In a recent Wall Street Journal article, columnist Jason Zweig highlights how this year’s performance of low-volatility funds—expected to “do better in bad times while still faring well in good times”—has been “perverse: Several lost at least as much as the market in February and March, but later lagged far behind when stocks shot up more than 50%.”
Zweig underscores the lesson: “Historical returns often paint a distorted picture, rigid rules have unintended consequences and the market loves to make monkeys out of people who think they’ve solved it.” He points out that very often, the “back tests” (hypothetical historical results) are “based not on one portfolio, but two. Researchers assume an investor bought the best stocks identified by the strategy and sold short, or bet against, the worst.” These back tests also tend to assume that investors put equal amounts in each stock instead of weighing more heavily in the biggest. And Zweig notes, “they usually pretend that trading has always been free.”
The article quotes Robeco quantitative portfolio manager Pim van Vliet, who describes owning low-vol stocks as “going to a party and standing there with your soda while everybody else is drinking liquor and jumping up on the tables to dance.”

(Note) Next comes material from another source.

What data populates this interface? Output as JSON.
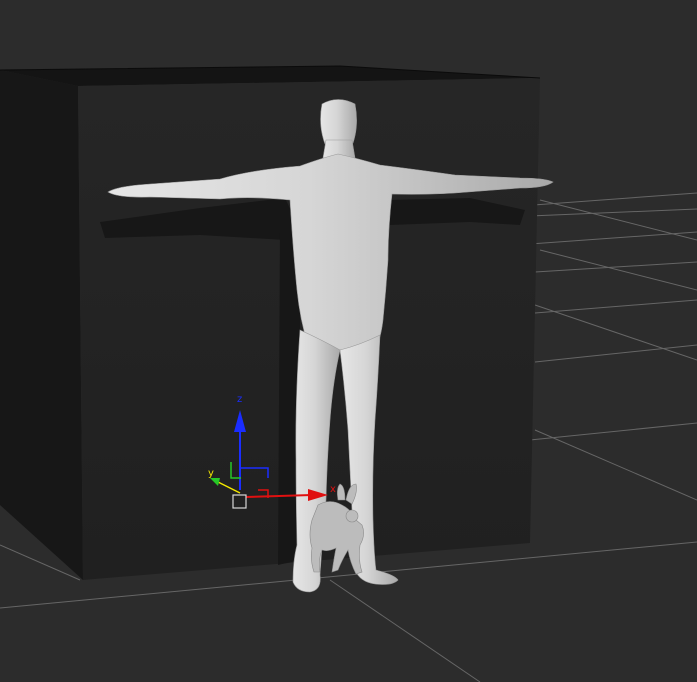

Barclays head of quantitative equity research Arik Ben weighs in: “The key underlying assumption was that what happened before would be reflective of what was coming. But what happens when this is no longer the case?”
Although certain industries became more appealing when the pandemic hit (i.e. software and biotech), the article notes that low-risk funds are run “according to rules, not human judgement,” making changes on a predetermined schedule which, “in 2020, just so happened to fall at the worst possible time for some.”
Although managers say these funds are meant to be part of a diversified approach rather than represent an investor’s largest exposure, Zweig quotes FactSet’s Elisabeth Kashner (director of ETF research) who says, “When a product is sold with the implication that it’s going to deliver risk-adjusted outperformance, what would it dislodge other than core portfolio holdings?”
Zweig concludes: “It isn’t a mistake to try lowering your risk. It is a mistake, however, to assume that the future will resemble the past, that rules are infallible and that you should dive into any one strategy with both feet.”